A state college or university, through its administrators and, in some contexts, its faculty and students, is a constitutional actor. This statement surprises many who work in public higher education. Because students, staff, faculty members, and visitors retain their constitutional rights, those who act on behalf of public colleges and universities are constitutional actors, the paramount duty is to obey the Constitution. The constitutional obligations trump other duties under statutes, regulations, guidance documents, union agreements, internal policies, and faculty rules.
Because they are flawed human beings, university administrators are no more or no less virtuous than other governmental actors are. Like other government officials, higher education administrators may pursue their own interests at the expense of the public interests, may reward their friends and punish their enemies, and may subordinate the constitutional rights of others to their own well-intentioned policy objectives. Constitutional conflict and constitutional litigation are inevitable. Like government officials outside of academe, a public college or university’s constitutional actors must ensure their own behavior conforms to the Constitution while striving to ensure their colleagues also comply.

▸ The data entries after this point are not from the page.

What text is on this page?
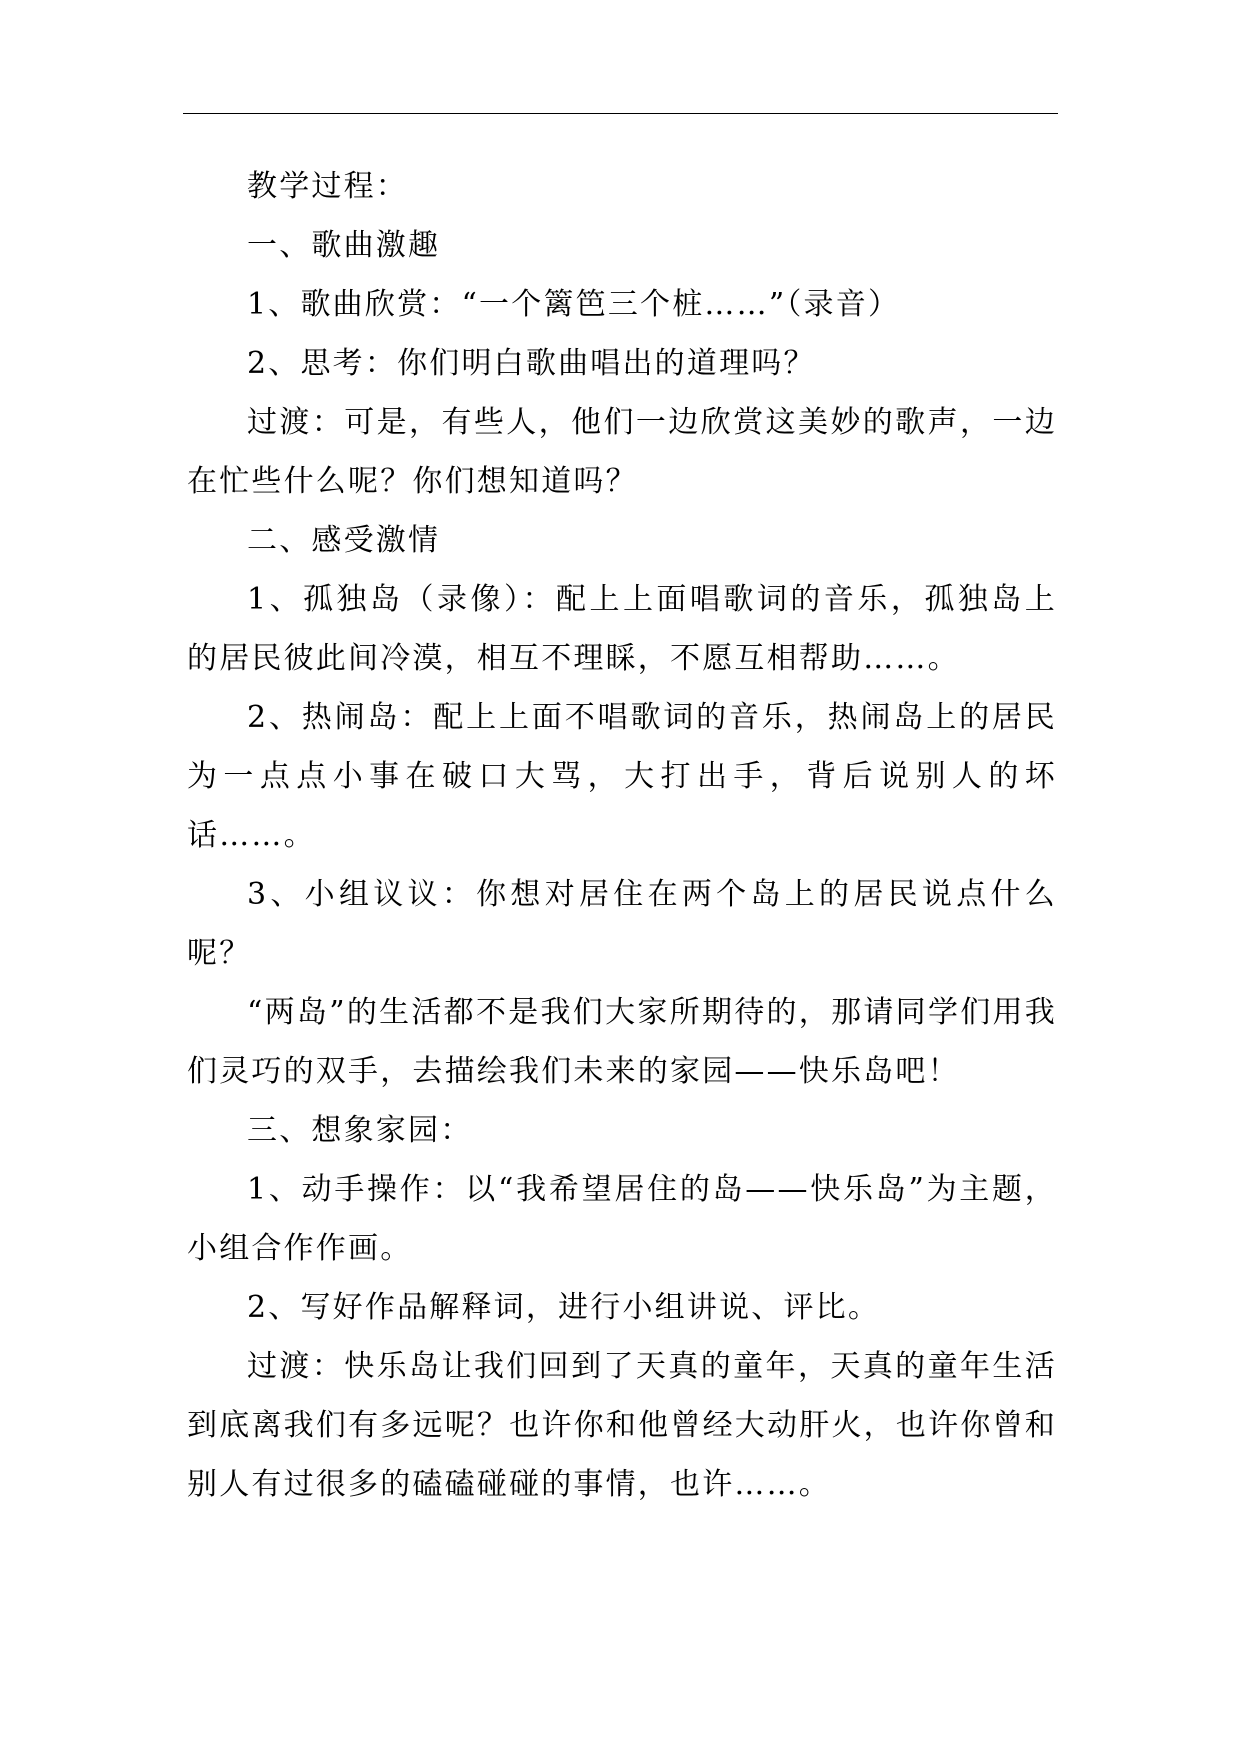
教学过程：

一、歌曲激趣

1、歌曲欣赏：“一个篱笆三个桩……”（录音）

2、思考：你们明白歌曲唱出的道理吗？

过渡：可是，有些人，他们一边欣赏这美妙的歌声，一边在忙些什么呢？你们想知道吗？

二、感受激情

1、孤独岛（录像）：配上上面唱歌词的音乐，孤独岛上的居民彼此间冷漠，相互不理睬，不愿互相帮助……。

2、热闹岛：配上上面不唱歌词的音乐，热闹岛上的居民为一点点小事在破口大骂，大打出手，背后说别人的坏话……。

3、小组议议：你想对居住在两个岛上的居民说点什么呢？

“两岛”的生活都不是我们大家所期待的，那请同学们用我们灵巧的双手，去描绘我们未来的家园——快乐岛吧！

三、想象家园：

1、动手操作：以“我希望居住的岛——快乐岛”为主题，小组合作作画。

2、写好作品解释词，进行小组讲说、评比。

过渡：快乐岛让我们回到了天真的童年，天真的童年生活到底离我们有多远呢？也许你和他曾经大动肝火，也许你曾和别人有过很多的磕磕碰碰的事情，也许……。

Although constitutional conflicts for public universities arise in many contexts, disputes involving the “first freedom” of religious liberty are quite common. Americans are a religious people and, while they differ on fundamental theological questions, there is a broad consensus around the existence of a higher power. Consequently, their government’s foundational documents explicitly acknowledge the unalienable right of religious liberty. This acknowledgment takes the form of the Establishment Clause, which prevents the government from favoring a particular faith, and the Free Exercise Clause, which prohibits government interference with religious practice.